Lingkungan kerja di pabrik padat karya, ujarnya, sangat rentan mendorong penyebaran Covid-19 lantaran ruang produksi yang berdesakan, tempat makan yang sama, serta protokol kesehatan yang tidak tegas.
Pemerintah diminta mengevaluasi lagi pemberian izin operasional dan mobilitas kegiatan industri (IOMKI) ke perusahaan. Pabrik yang terletak di wilayah zona merah harus dibatasi kegiatan produksi sehari-harinya untuk menekan laju penularan.

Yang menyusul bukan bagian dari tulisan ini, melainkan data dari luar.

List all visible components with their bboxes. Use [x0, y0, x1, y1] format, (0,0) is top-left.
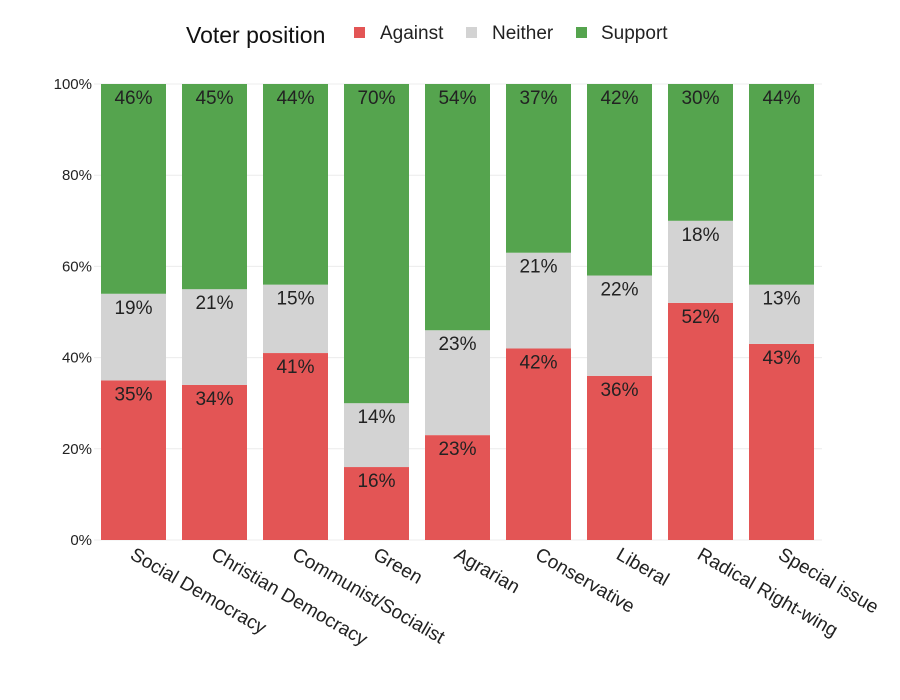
- bar-segment-neither: [344, 403, 409, 468]
- legend: Voter position Against Neither Support: [186, 22, 668, 48]
- x-category-label: Green: [370, 544, 426, 589]
- bar-segment-support: [587, 84, 652, 276]
- bar-segment-against: [344, 467, 409, 540]
- bar-segment-neither: [668, 220, 733, 303]
- y-tick-label: 100%: [54, 76, 92, 93]
- bar-segment-support: [425, 84, 490, 331]
- bar-segment-neither: [263, 284, 328, 354]
- legend-label-neither: Neither: [492, 23, 554, 44]
- data-label-neither: 23%: [438, 334, 476, 355]
- data-label-support: 44%: [762, 88, 800, 109]
- x-category-label: Agrarian: [451, 544, 524, 598]
- bar-segment-neither: [182, 289, 247, 385]
- bar-segment-neither: [749, 284, 814, 344]
- bar-segment-support: [668, 84, 733, 221]
- bar-segment-against: [182, 384, 247, 540]
- legend-swatch-neither: [466, 27, 477, 38]
- bar-segment-neither: [425, 330, 490, 436]
- bar-segment-against: [587, 375, 652, 540]
- bar-segment-against: [668, 302, 733, 540]
- data-label-against: 43%: [762, 348, 800, 369]
- data-label-support: 42%: [600, 88, 638, 109]
- bar-segment-support: [101, 84, 166, 294]
- bar-segment-neither: [587, 275, 652, 376]
- bars: [101, 84, 814, 540]
- data-labels: 35% 19% 46% 34% 21% 45% 41% 15% 44% 16% 14% 70% 23% 2…: [114, 88, 800, 492]
- data-label-neither: 13%: [762, 289, 800, 310]
- data-label-against: 36%: [600, 380, 638, 401]
- y-axis: 0% 20% 40% 60% 80% 100%: [54, 76, 92, 549]
- legend-swatch-support: [576, 27, 587, 38]
- data-label-against: 23%: [438, 439, 476, 460]
- y-tick-label: 80%: [62, 167, 92, 184]
- data-label-support: 70%: [357, 88, 395, 109]
- x-category-label: Radical Right-wing: [694, 544, 842, 641]
- legend-title: Voter position: [186, 22, 325, 48]
- data-label-neither: 21%: [519, 257, 557, 278]
- data-label-support: 44%: [276, 88, 314, 109]
- x-category-label: Liberal: [613, 544, 673, 591]
- data-label-against: 16%: [357, 471, 395, 492]
- legend-label-support: Support: [601, 23, 668, 44]
- data-label-against: 41%: [276, 357, 314, 378]
- data-label-against: 35%: [114, 384, 152, 405]
- data-label-support: 46%: [114, 88, 152, 109]
- data-label-against: 42%: [519, 352, 557, 373]
- data-label-neither: 15%: [276, 289, 314, 310]
- data-label-support: 54%: [438, 88, 476, 109]
- bar-segment-against: [506, 348, 571, 540]
- data-label-against: 34%: [195, 389, 233, 410]
- y-tick-label: 0%: [70, 532, 92, 549]
- bar-segment-against: [425, 435, 490, 540]
- bar-segment-support: [344, 84, 409, 404]
- bar-segment-neither: [101, 293, 166, 381]
- data-label-neither: 18%: [681, 225, 719, 246]
- data-label-neither: 21%: [195, 293, 233, 314]
- data-label-against: 52%: [681, 307, 719, 328]
- x-category-label: Social Democracy: [127, 544, 271, 639]
- data-label-neither: 22%: [600, 280, 638, 301]
- data-label-neither: 14%: [357, 407, 395, 428]
- bar-segment-support: [506, 84, 571, 253]
- bar-segment-against: [749, 343, 814, 540]
- data-label-support: 37%: [519, 88, 557, 109]
- y-tick-label: 60%: [62, 258, 92, 275]
- legend-swatch-against: [354, 27, 365, 38]
- bar-segment-neither: [506, 252, 571, 349]
- data-label-support: 30%: [681, 88, 719, 109]
- bar-segment-against: [101, 380, 166, 540]
- bar-segment-support: [749, 84, 814, 285]
- data-label-neither: 19%: [114, 298, 152, 319]
- bar-segment-against: [263, 353, 328, 540]
- bar-segment-support: [263, 84, 328, 285]
- data-label-support: 45%: [195, 88, 233, 109]
- bar-segment-support: [182, 84, 247, 290]
- legend-label-against: Against: [380, 23, 444, 44]
- y-tick-label: 40%: [62, 350, 92, 367]
- y-tick-label: 20%: [62, 441, 92, 458]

Mengingat industri manufaktur memegang peran penting terhadap perekonomian nasional, pengetatan cukup dilakukan di wilayah zona merah atau di pabrik tertentu yang mencatat peningkatan kasus. Bentuknya bisa pembatasan jam kerja atau kapasitas bekerja seperti yang diterapkan di perkantoran.
”Jadi, tidak usah dipukul rata, cukup di daerah zona merah dan kritis. Kalau ini dibiarkan terus, perusahaan justru rugi dua kali lipat. Karyawannya sakit, sumber penyakit tidak terkendali, dan target industri tidak tercapai karena produktivitas turun,” ujarnya.

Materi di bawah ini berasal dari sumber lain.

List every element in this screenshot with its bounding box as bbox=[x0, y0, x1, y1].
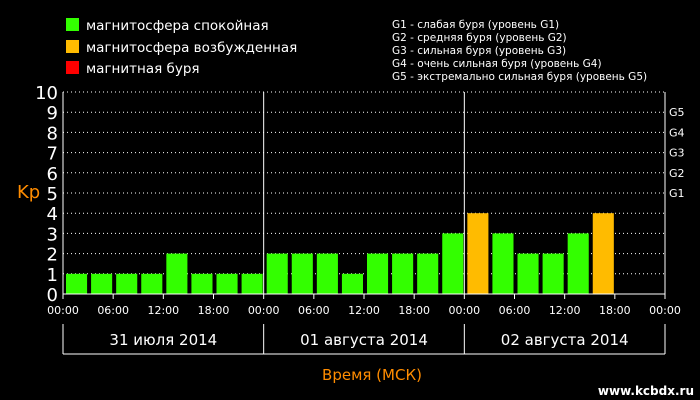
x-tick-label: 12:00 bbox=[549, 304, 581, 317]
x-tick-label: 00:00 bbox=[448, 304, 480, 317]
day-label: 31 июля 2014 bbox=[109, 331, 217, 349]
kp-bar bbox=[291, 253, 313, 294]
kp-bar bbox=[517, 253, 539, 294]
y-tick-label: 10 bbox=[35, 83, 58, 104]
kp-bar bbox=[241, 273, 263, 294]
x-tick-label: 00:00 bbox=[649, 304, 681, 317]
y-tick-label: 3 bbox=[47, 224, 58, 245]
legend-swatch-storm bbox=[66, 61, 79, 74]
kp-bar bbox=[66, 273, 88, 294]
y-tick-label: 6 bbox=[47, 164, 58, 185]
kp-bar bbox=[216, 273, 238, 294]
storm-axis-ticks: G1 G2 G3 G4 G5 bbox=[669, 106, 685, 200]
storm-tick-label: G1 bbox=[669, 187, 685, 200]
kp-bar bbox=[467, 213, 489, 294]
y-tick-label: 8 bbox=[47, 123, 58, 144]
watermark: www.kcbdx.ru bbox=[598, 384, 694, 398]
y-tick-label: 4 bbox=[47, 204, 58, 225]
kp-bar bbox=[191, 273, 213, 294]
kp-bar bbox=[392, 253, 414, 294]
kp-bar bbox=[266, 253, 288, 294]
storm-tick-label: G2 bbox=[669, 167, 685, 180]
x-tick-label: 18:00 bbox=[599, 304, 631, 317]
y-tick-label: 7 bbox=[47, 144, 58, 165]
bars-layer bbox=[66, 213, 614, 294]
storm-level-g5: G5 - экстремально сильная буря (уровень … bbox=[392, 71, 647, 83]
storm-tick-label: G3 bbox=[669, 147, 685, 160]
x-tick-label: 18:00 bbox=[398, 304, 430, 317]
legend-label-quiet: магнитосфера спокойная bbox=[86, 18, 269, 34]
kp-bar bbox=[341, 273, 363, 294]
grid-lines bbox=[63, 91, 665, 275]
storm-level-g2: G2 - средняя буря (уровень G2) bbox=[392, 32, 567, 44]
x-tick-label: 12:00 bbox=[147, 304, 179, 317]
legend-swatch-quiet bbox=[66, 18, 79, 31]
kp-bar bbox=[567, 233, 589, 294]
x-tick-label: 12:00 bbox=[348, 304, 380, 317]
x-tick-label: 06:00 bbox=[499, 304, 531, 317]
storm-level-g4: G4 - очень сильная буря (уровень G4) bbox=[392, 58, 602, 70]
kp-bar bbox=[116, 273, 138, 294]
x-tick-label: 06:00 bbox=[298, 304, 330, 317]
x-tick-label: 18:00 bbox=[198, 304, 230, 317]
kp-bar bbox=[316, 253, 338, 294]
kp-bar bbox=[492, 233, 514, 294]
storm-tick-label: G5 bbox=[669, 106, 685, 119]
legend-label-storm: магнитная буря bbox=[86, 61, 200, 77]
kp-bar bbox=[166, 253, 188, 294]
x-axis-ticks: 00:00 06:00 12:00 18:00 00:00 06:00 12:00 18:00… bbox=[47, 294, 681, 317]
kp-bar bbox=[442, 233, 464, 294]
y-axis-title: Kp bbox=[17, 182, 40, 203]
x-tick-label: 06:00 bbox=[97, 304, 129, 317]
kp-bar bbox=[367, 253, 389, 294]
storm-tick-label: G4 bbox=[669, 126, 685, 139]
x-axis-title: Время (МСК) bbox=[322, 366, 422, 384]
kp-bar bbox=[141, 273, 163, 294]
kp-bar bbox=[592, 213, 614, 294]
legend-swatch-active bbox=[66, 40, 79, 53]
y-tick-label: 5 bbox=[47, 184, 58, 205]
storm-level-g1: G1 - слабая буря (уровень G1) bbox=[392, 19, 559, 31]
x-tick-label: 00:00 bbox=[248, 304, 280, 317]
legend-label-active: магнитосфера возбужденная bbox=[86, 40, 297, 56]
kp-bar bbox=[91, 273, 113, 294]
day-label: 01 августа 2014 bbox=[300, 331, 428, 349]
y-tick-label: 2 bbox=[47, 245, 58, 266]
y-tick-label: 0 bbox=[47, 285, 58, 306]
storm-level-g3: G3 - сильная буря (уровень G3) bbox=[392, 45, 566, 57]
day-label: 02 августа 2014 bbox=[501, 331, 629, 349]
y-tick-label: 9 bbox=[47, 103, 58, 124]
kp-bar bbox=[542, 253, 564, 294]
day-brackets: 31 июля 2014 01 августа 2014 02 августа 20… bbox=[62, 324, 666, 355]
kp-bar bbox=[417, 253, 439, 294]
x-tick-label: 00:00 bbox=[47, 304, 79, 317]
y-tick-label: 1 bbox=[47, 265, 58, 286]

Sejumlah sektor padat karya di zona merah mulai merasakan laju penularan yang tinggi di lingkungan kerja. Direktur Eksekutif Asosiasi Persepatuan Indonesia (Aprisindo) Firman Bakrie mengatakan, mulai ada kluster penularan yang signifikan di pabrik-pabrik alas kaki di sekitar episentrum penularan Covid-19 di Jawa Tengah.
Sebagai contoh, pabrik sepatu di Rembang, Pati, Jepara, Brebes, mulai melaporkan penurunan produktivitas sekitar dua pekan terakhir akibat banyak pekerja yang terjangkit Covid-19 dan harus melakukan isolasi mandiri.

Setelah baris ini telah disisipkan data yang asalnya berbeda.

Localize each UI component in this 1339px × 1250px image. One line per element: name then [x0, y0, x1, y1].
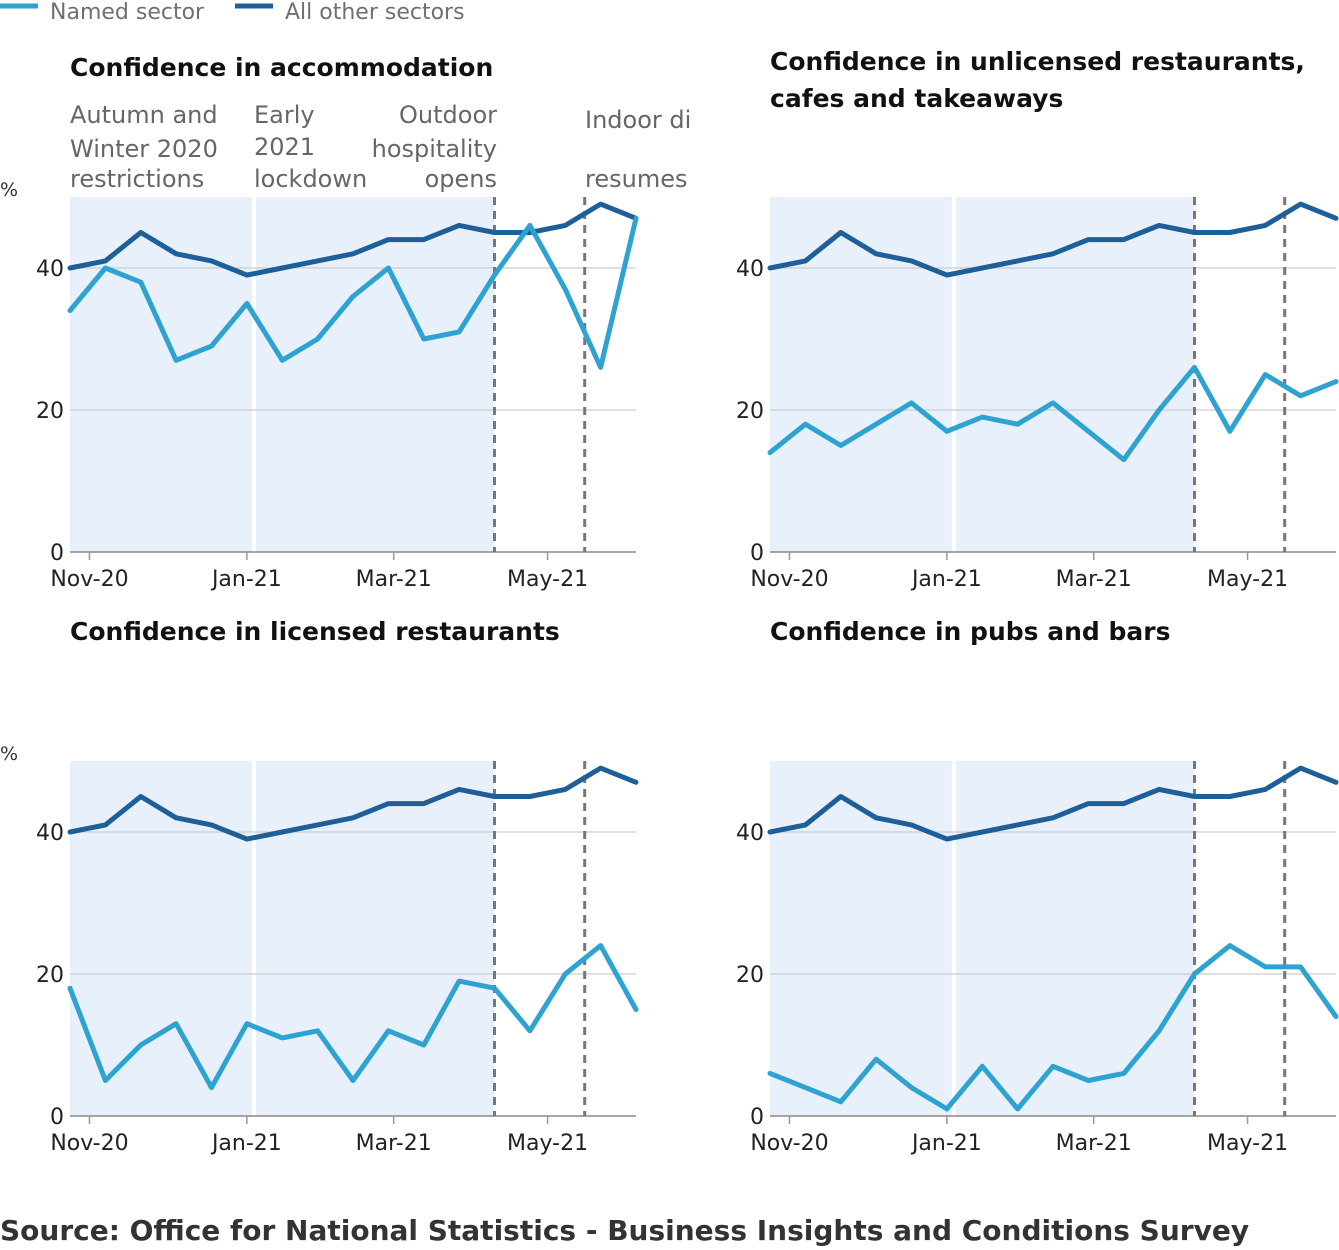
x-tick-label: Mar-21: [356, 1131, 432, 1156]
y-tick-label: 20: [36, 399, 64, 424]
event-annotation: restrictions: [70, 165, 204, 193]
y-tick-label: 20: [736, 399, 764, 424]
x-tick-label: Nov-20: [50, 1131, 128, 1156]
event-annotation: lockdown: [254, 165, 367, 193]
chart-title: Confidence in accommodation: [70, 53, 493, 82]
event-annotation: opens: [425, 165, 497, 193]
restriction-shading: [770, 197, 1195, 552]
event-annotation: Autumn and: [70, 101, 218, 129]
x-tick-label: Mar-21: [1056, 567, 1132, 592]
legend-label-named: Named sector: [50, 0, 205, 25]
source-note: Source: Office for National Statistics -…: [0, 1214, 1249, 1247]
legend-label-other: All other sectors: [285, 0, 465, 25]
legend: Named sector All other sectors: [0, 0, 465, 25]
x-tick-label: Jan-21: [910, 1131, 982, 1156]
chart-title: Confidence in licensed restaurants: [70, 617, 560, 646]
x-tick-label: Mar-21: [1056, 1131, 1132, 1156]
restriction-shading: [770, 761, 1195, 1116]
chart-title: Confidence in unlicensed restaurants,: [770, 47, 1305, 76]
y-axis-label: %: [0, 743, 18, 765]
y-tick-label: 40: [36, 821, 64, 846]
chart-panel: Confidence in unlicensed restaurants, caf…: [736, 47, 1339, 592]
restriction-shading: [70, 197, 495, 552]
chart-panel: Confidence in accommodation 0 20 40% Nov-20 J…: [0, 53, 691, 592]
x-tick-label: Jan-21: [210, 567, 282, 592]
event-annotation: hospitality: [372, 135, 497, 163]
x-tick-label: May-21: [1207, 1131, 1288, 1156]
restriction-shading: [70, 761, 495, 1116]
event-annotation: Indoor di: [585, 106, 691, 134]
x-tick-label: Nov-20: [750, 567, 828, 592]
y-tick-label: 20: [36, 963, 64, 988]
x-tick-label: May-21: [507, 567, 588, 592]
event-annotation: 2021: [254, 133, 315, 161]
y-axis-label: %: [0, 179, 18, 201]
event-annotation: resumes: [585, 165, 687, 193]
y-tick-label: 40: [736, 821, 764, 846]
event-annotation: Early: [254, 101, 315, 129]
y-tick-label: 0: [750, 1105, 764, 1130]
x-tick-label: Nov-20: [50, 567, 128, 592]
chart-title: cafes and takeaways: [770, 84, 1063, 113]
x-tick-label: Jan-21: [910, 567, 982, 592]
y-tick-label: 0: [50, 541, 64, 566]
y-tick-label: 0: [50, 1105, 64, 1130]
x-tick-label: Mar-21: [356, 567, 432, 592]
chart-panel: Confidence in licensed restaurants 0 20 40%…: [0, 617, 639, 1156]
event-annotation: Outdoor: [399, 101, 497, 129]
chart-panel: Confidence in pubs and bars 0 20 40 Nov-20 Ja…: [736, 617, 1339, 1156]
y-tick-label: 0: [750, 541, 764, 566]
y-tick-label: 20: [736, 963, 764, 988]
y-tick-label: 40: [36, 257, 64, 282]
x-tick-label: May-21: [507, 1131, 588, 1156]
x-tick-label: Nov-20: [750, 1131, 828, 1156]
chart-title: Confidence in pubs and bars: [770, 617, 1170, 646]
y-tick-label: 40: [736, 257, 764, 282]
x-tick-label: May-21: [1207, 567, 1288, 592]
event-annotation: Winter 2020: [70, 135, 218, 163]
x-tick-label: Jan-21: [210, 1131, 282, 1156]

”Di daerah Solo dan Karanganyar ada yang sudah diliburkan sekalian karena ada pekerja yang terjangkit Covid-19,” ujar Firman.
Kendati demikian, Firman berharap pemerintah tetap menerbitkan IOMKI agar industri tetap bisa beroperasi normal. Pembatasan besar-besaran kegiatan industri bukan pilihan, karena saat ini sedang banyak permintaan yang masuk, terutama dari pasar ekspor. ”Kami ekspor, kami bekerja berdasarkan kontrak, dan itu harus dipenuhi,” katanya.
Evaluasi IOMKI
Kementerian Perindustrian mencatat, sampai 21 Juni 2021 pemerintah telah memberikan 19.150 IOMKI ke perusahaan industri. Sektor yang paling banyak mendapat izin beroperasi adalah industri kimia, farmasi, dan tekstil sebanyak 7.495 IOMKI, disusul industri logam, mesin, alat transportasi dan elektronika (6.046 IOMKI), dan industri agro (6.170 IOMKI).
Dari total 19.150 IOMKI itu, sebanyak 9.759 perusahaan rutin melaporkan kondisinya setiap minggu pada periode 7-21 Juni 2021. Dari hasil pengawalan ditemukan 2.326 kasus positif Covid-19 di sektor-sektor tersebut, dengan jumlah orang dalam pemantauan (ODP) sebanyak 791 pekerja dan pasien dalam pemantauan (PDP) 191 pekerja.
Menteri Perindustrian Agus Gumiwang Kartasasmita mengatakan, pemberian IOMKI akan dievaluasi dengan melihat kepatuhan pelaku industri dalam melaporkan perkembangan situasi di perusahaannya masing-masing. ”Kami mencabut izin perusahaan yang tidak melaporkan aktivitas hingga tiga minggu berturut-turut,” katanya.
Namun, kendati kasus melonjak, pemerintah tidak akan menutup total kegiatan industri mengingat perannya yang signifikan pada perekonomian nasional. Namun, perusahaan diimbau untuk lebih memperketat protokol kesehatan. ”Ekspor manufaktur meningkat, investasi juga meningkat. Pencapaian dan keberlangsungan ini perlu kita jaga,” katanya.